Impact of Hydroxylase inhibitors on fibrosis associated with IBD

Fibrosis is a major complication of inflammatory bowel disease (IBD) which cannot be adequately addressed with pharmacologic therapy. In IBD the treatment of fibrosis usually requires surgical resection of colonic segments and is responsible for 75% of surgical interventions in Crohn’s disease (CD). Pharmacological inhibition of hydroxylases ameliorates inflammation in multiple models of IBD. We hypothesized that hydroxylase inhibition may also impact fibrosis in IBD. To test this, the effect of the hydroxylase inhibitor DMOG was tested using an in vivo model of IBD. Mice given 2.5% dextran sodium sulphate (DSS) in drinking water for 5 days and allowed natural recovery for 14 days, developed inflammation and fibrosis, as shown by higher inflammation score, higher submucosal collagen-I deposition and increased fibroblast infiltration through the colonic mucosa. Mice treated with intra peritoneal DMOG, exhibited less inflammation and lower collagen accumulation, as well as reduced fibroblast infiltration.
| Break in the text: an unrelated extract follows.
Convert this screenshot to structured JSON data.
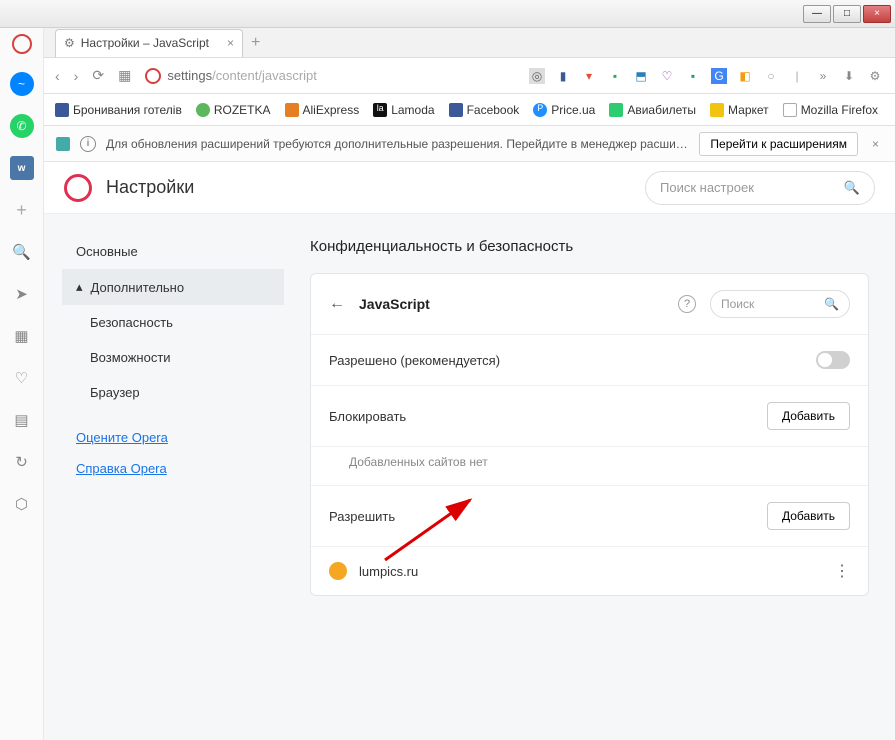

To test whether this antifibrotic action was secondary to the anti-inflammatory effect or due to a direct anti fibrotic action, an in vitro model was used. Fibroblasts were treated with TGF-β1, the key mediator of healing and fibrosis. DMOG was given to the cells prior to TGF-β1, and α-smooth muscle actin (α-SMA) and collagen-I were analyzed as key fibrosis markers. Both markers were reduced by hydroxylase inhibitors in the presence of TGF-β1, suggesting a direct antifibrotic action in fibroblasts. Furthermore, this effect was related to a reduced expression of Smad-3 in human colonic fibroblast, a central effector of the TGF-β pathway. In conclusion, hydroxylase inhibition reduces fibrosis in vitro and in vivo affecting, at least in part, the TGF-β pathway. That could be a starting point to search for therapies that can ameliorate fibrosis in this and other diseases.